Weekend admission and outcomes in cancer-associated pulmonary embolism: a cross-sectional national inpatient sample study, 2016–2022
摘要
The “weekend effect” has been variably associated with outcomes in acute pulmonary embolism (PE), but its relevance in cancer-associated PE remains uncertain. Among U.S. hospitalizations for cancer-associated PE, is weekend admission independently associated with in-hospital mortality, and do PE-related interventions differ by day of admission? Retrospective cross-sectional study using the HCUP National Inpatient Sample (2016–2022). Adults (≥ 18 years) hospitalized with a principal diagnosis of PE and concomitant malignancy were included. Weekend admission was Saturday–Sunday. Survey-weighted analyses in R generated national estimates. Survey-weighted logistic regression estimated adjusted odds ratios (ORs) for in-hospital mortality. We compared PE-related therapies/procedures (mechanical ventilation, vasopressors, systemic thrombolysis, and inferior vena cava [IVC] filter placement), including hospital-day-1 use (0 days to procedure). We identified 37,491 unweighted cancer-associated PE hospitalizations, representing approximately 187,455 weighted national hospitalizations, of which 7,804 unweighted hospitalizations (20.8%) were weekend admissions.
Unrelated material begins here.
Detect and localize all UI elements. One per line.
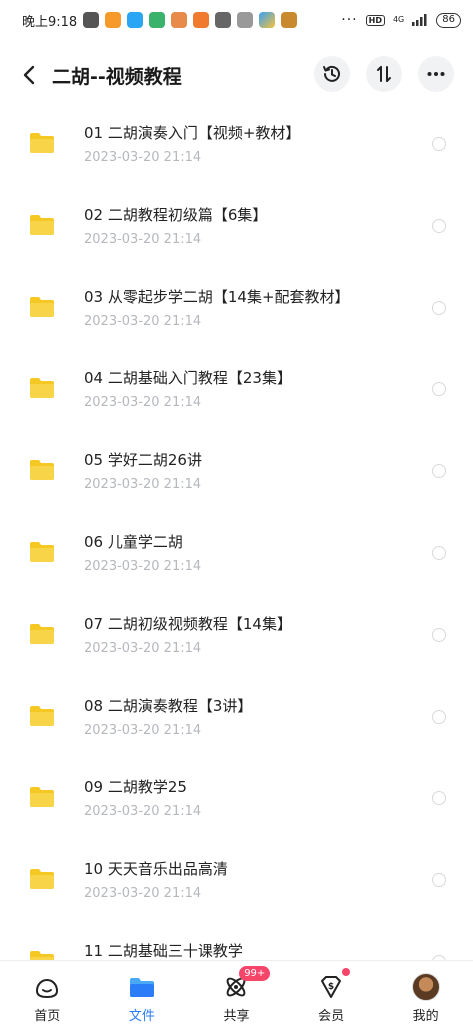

Weekend admissions had higher acuity, with the administrative marker of high-acuity PE more frequent on weekends (29.1% vs. 26.3%), and higher unadjusted mortality (6.6% vs. 5.9%). In the fully adjusted model (N = 36,408; deaths = 2,210), weekend admission was not associated with mortality (adjusted OR 1.04, 95% CI 0.93–1.16). Mechanical ventilation was more frequent on weekends (4.7% vs. 3.6%). Thrombolysis and overall IVC filter use were similar, but hospital-day-1 IVC filter placement was less common on weekends (14.7% vs. 18.9%). Higher unadjusted weekend mortality in cancer-associated PE appears largely explained by case mix and severity rather than weekend admission itself.